It’s a damn but predictable shame. Trump’s tariffs and defamation of China has squandered the opportunity to contain China’s economic dominance, military buildup, adventurism in Southeast Asia and, yes, to negotiate a win-win trade deal with Beijing.
China represents 27 percent of the of the world’s production, but only 13 percent of its global consumption. Its domestic economy can no longer consume enough to absorb all China produces, so it needs to increase its exports.
But it can’t if other countries maintain or increase their production to compete with Chinese exports, or if America leverages its enormous buying power to purchase more from other countries and less from China and creates a cooperative strategy with other countries that enables more production of goods to compete with Chinese exports.
It would have worked. America’s trading partners recognize the opportunity arising from China’s growing dependence on exports. And, coupled with concerns about China’s dominance of global manufacturing supply chains, more countries would have been likely to align their trade policies, such as tariffs and technology export controls, with Washington’s.

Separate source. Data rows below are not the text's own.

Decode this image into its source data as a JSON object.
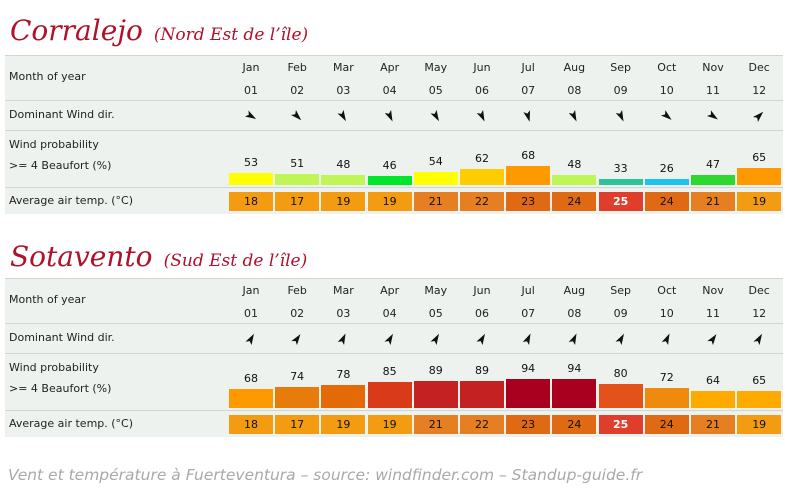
{
  "chart_data": [
    {
      "type": "table",
      "title": "Corralejo",
      "subtitle": "(Nord Est de l’île)",
      "labels": {
        "month": "Month of year",
        "wind_dir": "Dominant Wind dir.",
        "prob_line1": "Wind probability",
        "prob_line2": ">= 4 Beaufort (%)",
        "temp": "Average air temp. (°C)"
      },
      "months": [
        "Jan",
        "Feb",
        "Mar",
        "Apr",
        "May",
        "Jun",
        "Jul",
        "Aug",
        "Sep",
        "Oct",
        "Nov",
        "Dec"
      ],
      "month_numbers": [
        "01",
        "02",
        "03",
        "04",
        "05",
        "06",
        "07",
        "08",
        "09",
        "10",
        "11",
        "12"
      ],
      "wind_dir_deg": [
        120,
        135,
        150,
        155,
        150,
        155,
        165,
        155,
        155,
        130,
        125,
        45
      ],
      "wind_probability": [
        53,
        51,
        48,
        46,
        54,
        62,
        68,
        48,
        33,
        26,
        47,
        65
      ],
      "wind_probability_colors": [
        "#ffff00",
        "#c0f556",
        "#c0f556",
        "#00e629",
        "#ffff00",
        "#ffcc00",
        "#ff9900",
        "#c0f556",
        "#2fc497",
        "#1cc2f2",
        "#2ed82e",
        "#ff9900"
      ],
      "air_temp": [
        18,
        17,
        19,
        19,
        21,
        22,
        23,
        24,
        25,
        24,
        21,
        19
      ],
      "air_temp_colors": [
        "#f39c12",
        "#f39c12",
        "#f39c12",
        "#f39c12",
        "#e67e22",
        "#e67e22",
        "#e06a14",
        "#e06a14",
        "#e03e2d",
        "#e06a14",
        "#e67e22",
        "#f39c12"
      ],
      "bar_scale_max": 100
    },
    {
      "type": "table",
      "title": "Sotavento",
      "subtitle": "(Sud Est de l’île)",
      "labels": {
        "month": "Month of year",
        "wind_dir": "Dominant Wind dir.",
        "prob_line1": "Wind probability",
        "prob_line2": ">= 4 Beaufort (%)",
        "temp": "Average air temp. (°C)"
      },
      "months": [
        "Jan",
        "Feb",
        "Mar",
        "Apr",
        "May",
        "Jun",
        "Jul",
        "Aug",
        "Sep",
        "Oct",
        "Nov",
        "Dec"
      ],
      "month_numbers": [
        "01",
        "02",
        "03",
        "04",
        "05",
        "06",
        "07",
        "08",
        "09",
        "10",
        "11",
        "12"
      ],
      "wind_dir_deg": [
        30,
        35,
        25,
        30,
        30,
        30,
        25,
        25,
        30,
        25,
        35,
        30
      ],
      "wind_probability": [
        68,
        74,
        78,
        85,
        89,
        89,
        94,
        94,
        80,
        72,
        64,
        65
      ],
      "wind_probability_colors": [
        "#ff9900",
        "#e87c0a",
        "#e46a08",
        "#d93a1a",
        "#c42222",
        "#c42222",
        "#a8001e",
        "#a8001e",
        "#e2521a",
        "#ef8a0c",
        "#ffaa00",
        "#ffaa00"
      ],
      "air_temp": [
        18,
        17,
        19,
        19,
        21,
        22,
        23,
        24,
        25,
        24,
        21,
        19
      ],
      "air_temp_colors": [
        "#f39c12",
        "#f39c12",
        "#f39c12",
        "#f39c12",
        "#e67e22",
        "#e67e22",
        "#e06a14",
        "#e06a14",
        "#e03e2d",
        "#e06a14",
        "#e67e22",
        "#f39c12"
      ],
      "bar_scale_max": 100
    }
  ],
  "footer": "Vent et température à Fuerteventura – source: windfinder.com – Standup-guide.fr"
}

But Trump crushed the opportunity with his punitive tariffs, his trashing the trust of our trading partners and their willingness to cooperate, his tendency to make decisions without the advice of qualified experts, of whom he has none, and out of anger — all to fulfill his unkeepable promises that gulled his MAGA followers. Worse, the alienation of our trading partners is likely to generate self-protective strategies among our trading partners like building ties with Beijing to offset the risks of relying on the U.S.
Moreover, Trump’s tariffs are likely to backfire as they did in 2017 when they put pressure on corporate profits, lead to job loss, weaker wage growth and lower consumer spending (which accounts for 72 percent of GDP). China adjusted by replacing US imports with goods from other countries. It found suppliers in Canada and Brazil for soybeans it used to buy from U.S. farmers. Two thousand U.S. pecan growers saw their sales hit by Chinese retaliatory tariffs which cut U.S. sales to China from 460,000 metric tons to 170.
Obama and Biden tried to contain China through multilateral approaches like the Trans-Pacific Partnership (TPP) – a trade agreement with eleven pacific rim countries that excluded China, eliminated 18,000 tariffs on made-in-America exports, including every type of American-manufactured and most agricultural products. TPP also provided for stronger labor standards in Asia and environmental protections that put state-owned enterprises on a level playing field with U.S. businesses, particularly small businesses that make up 98 percent of U.S. exporters.
But Trump took an uninformed and I’m-in-control-now approach and, disastrously, exited TPP, apparently without knowing what was in it – not surprising for a man that doesn’t read. China stepped in and replaced us with trade agreements with the TPP members we abandoned and excluded us. It left China free to bully its neighbors, which sowed distrust of America in the region.
Although President Biden restored some of it, will return now that Trump is in charged.